Bala often excels in bringing a sense of viscerality to her taut prose, pulling in readers to the distinct setting. Two particular scenarios evoked plethora of haunting images in my mind: Mahindan, confined to the detention center, watching and commenting on the glitzy TV game show; the chaotic atmosphere at the hospital while Mahindan admits his wife in labor pain, which is juxtaposed by the alarming news report regarding a deadly suicide-bomber attack. Apart from the familiar themes related to refugee crisis, Bala’s narrative relentlessly touches on the theme of parenthood. Mahindan, Grace, Kumi, Priya’s father, and Hema epitomize the sacrifices inherent in parenthood in order to secure their child’s future.
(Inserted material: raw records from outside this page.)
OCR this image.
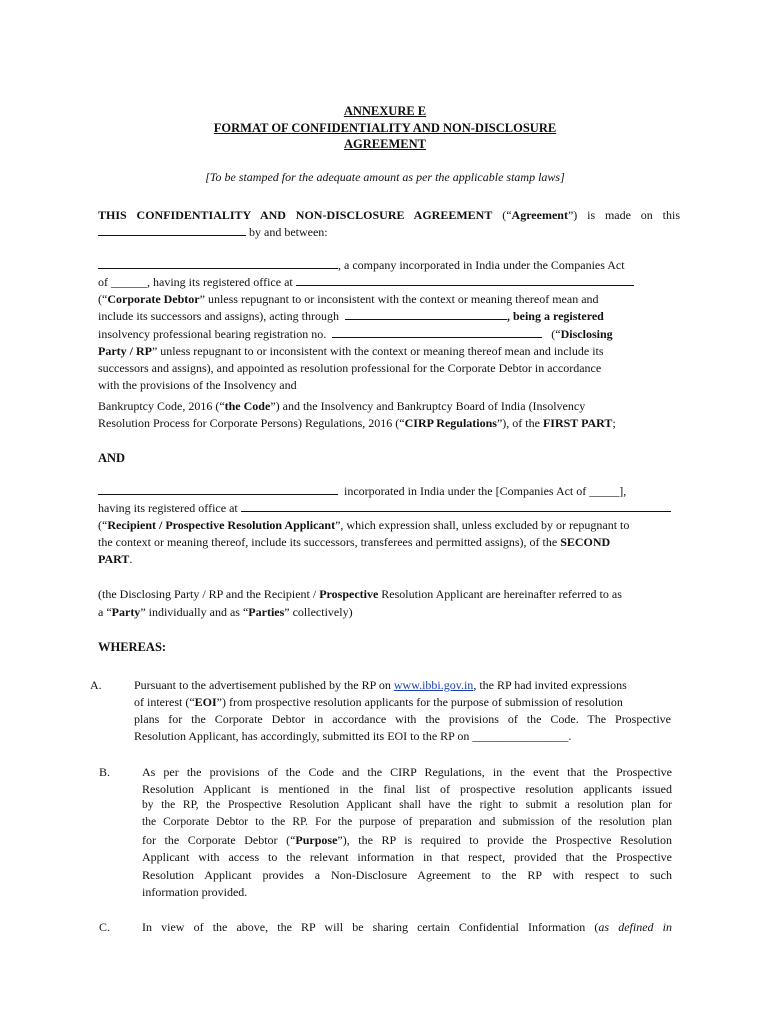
ANNEXURE E
FORMAT OF CONFIDENTIALITY AND NON-DISCLOSURE
AGREEMENT
[To be stamped for the adequate amount as per the applicable stamp laws]
THIS CONFIDENTIALITY AND NON-DISCLOSURE AGREEMENT (“Agreement”) is made on this
by and between:
, a company incorporated in India under the Companies Act
of ______, having its registered office at
(“Corporate Debtor” unless repugnant to or inconsistent with the context or meaning thereof mean and
include its successors and assigns), acting through	, being a registered
insolvency professional bearing registration no.	(“Disclosing
Party / RP” unless repugnant to or inconsistent with the context or meaning thereof mean and include its
successors and assigns), and appointed as resolution professional for the Corporate Debtor in accordance
with the provisions of the Insolvency and
Bankruptcy Code, 2016 (“the Code”) and the Insolvency and Bankruptcy Board of India (Insolvency
Resolution Process for Corporate Persons) Regulations, 2016 (“CIRP Regulations”), of the FIRST PART;
AND
incorporated in India under the [Companies Act of _____],
having its registered office at
(“Recipient / Prospective Resolution Applicant”, which expression shall, unless excluded by or repugnant to
the context or meaning thereof, include its successors, transferees and permitted assigns), of the SECOND
PART.
(the Disclosing Party / RP and the Recipient / Prospective Resolution Applicant are hereinafter referred to as
a “Party” individually and as “Parties” collectively)
WHEREAS:
A.	Pursuant to the advertisement published by the RP on www.ibbi.gov.in, the RP had invited expressions
of interest (“EOI”) from prospective resolution applicants for the purpose of submission of resolution
plans for the Corporate Debtor in accordance with the provisions of the Code. The Prospective
Resolution Applicant, has accordingly, submitted its EOI to the RP on ________________.
B.	As per the provisions of the Code and the CIRP Regulations, in the event that the Prospective
Resolution Applicant is mentioned in the final list of prospective resolution applicants issued
by the RP, the Prospective Resolution Applicant shall have the right to submit a resolution plan for
the Corporate Debtor to the RP. For the purpose of preparation and submission of the resolution plan
for the Corporate Debtor (“Purpose”), the RP is required to provide the Prospective Resolution
Applicant with access to the relevant information in that respect, provided that the Prospective
Resolution Applicant provides a Non-Disclosure Agreement to the RP with respect to such
information provided.
C.	In view of the above, the RP will be sharing certain Confidential Information (as defined in
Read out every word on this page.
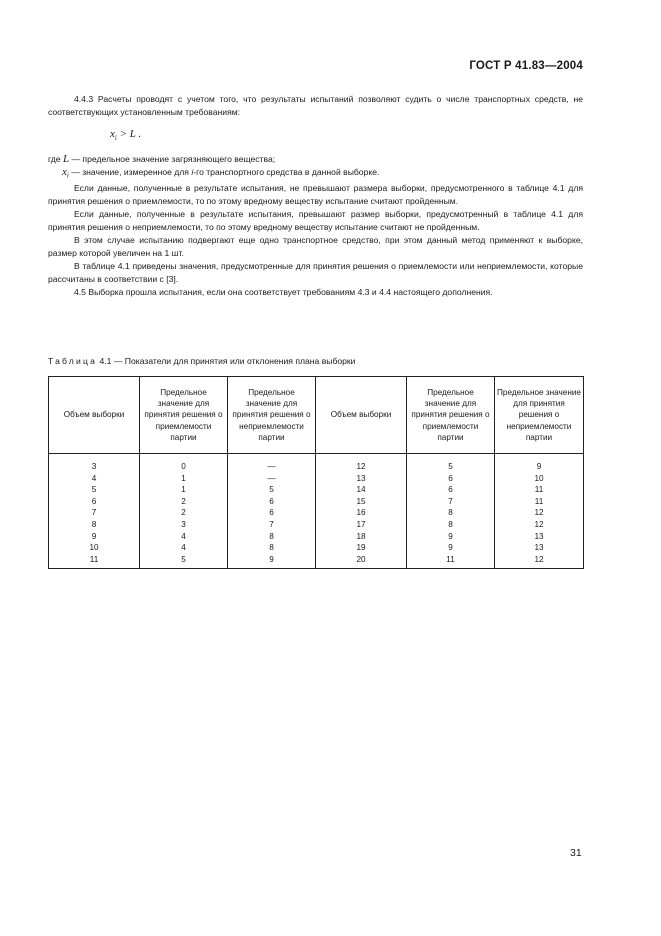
ГОСТ Р 41.83—2004

4.4.3 Расчеты проводят с учетом того, что результаты испытаний позволяют судить о числе транспортных средств, не соответствующих установленным требованиям:

$x_i > L$ .

где L — предельное значение загрязняющего вещества;

$x_i$ — значение, измеренное для i-го транспортного средства в данной выборке.

Если данные, полученные в результате испытания, не превышают размера выборки, предусмотренного в таблице 4.1 для принятия решения о приемлемости, то по этому вредному веществу испытание считают пройденным.

Если данные, полученные в результате испытания, превышают размер выборки, предусмотренный в таблице 4.1 для принятия решения о неприемлемости, то по этому вредному веществу испытание считают не пройденным.

В этом случае испытанию подвергают еще одно транспортное средство, при этом данный метод применяют к выборке, размер которой увеличен на 1 шт.

В таблице 4.1 приведены значения, предусмотренные для принятия решения о приемлемости или неприемлемости, которые рассчитаны в соответствии с [3].

4.5 Выборка прошла испытания, если она соответствует требованиям 4.3 и 4.4 настоящего дополнения.

Таблица 4.1 — Показатели для принятия или отклонения плана выборки
Объем выборки	Предельное значение для принятия решения о приемлемости партии	Предельное значение для принятия решения о неприемлемости партии	Объем выборки	Предельное значение для принятия решения о приемлемости партии	Предельное значение для принятия решения о неприемлемости партии
3	0	—	12	5	9
4	1	—	13	6	10
5	1	5	14	6	11
6	2	6	15	7	11
7	2	6	16	8	12
8	3	7	17	8	12
9	4	8	18	9	13
10	4	8	19	9	13
11	5	9	20	11	12
31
The verdict of Mahindan’s hearing might be left obscure, but he has succeeded as a parent by just bringing Sellian to Canada and enabling a fresh start for the child. Bala also offers a different take on the romanticized view of Canadian benignity. She shows how the nation despite being less critical of the refugee flow (compared to the USA and Western European countries) is also swayed by alleged (unfounded) threats to national security and impaired by bureaucratic indifference. Overall, The Boat People succeeds in bringing into view (in micro and macro scale) the realities of displacement and the deceptive nature of unrelenting political ideologies.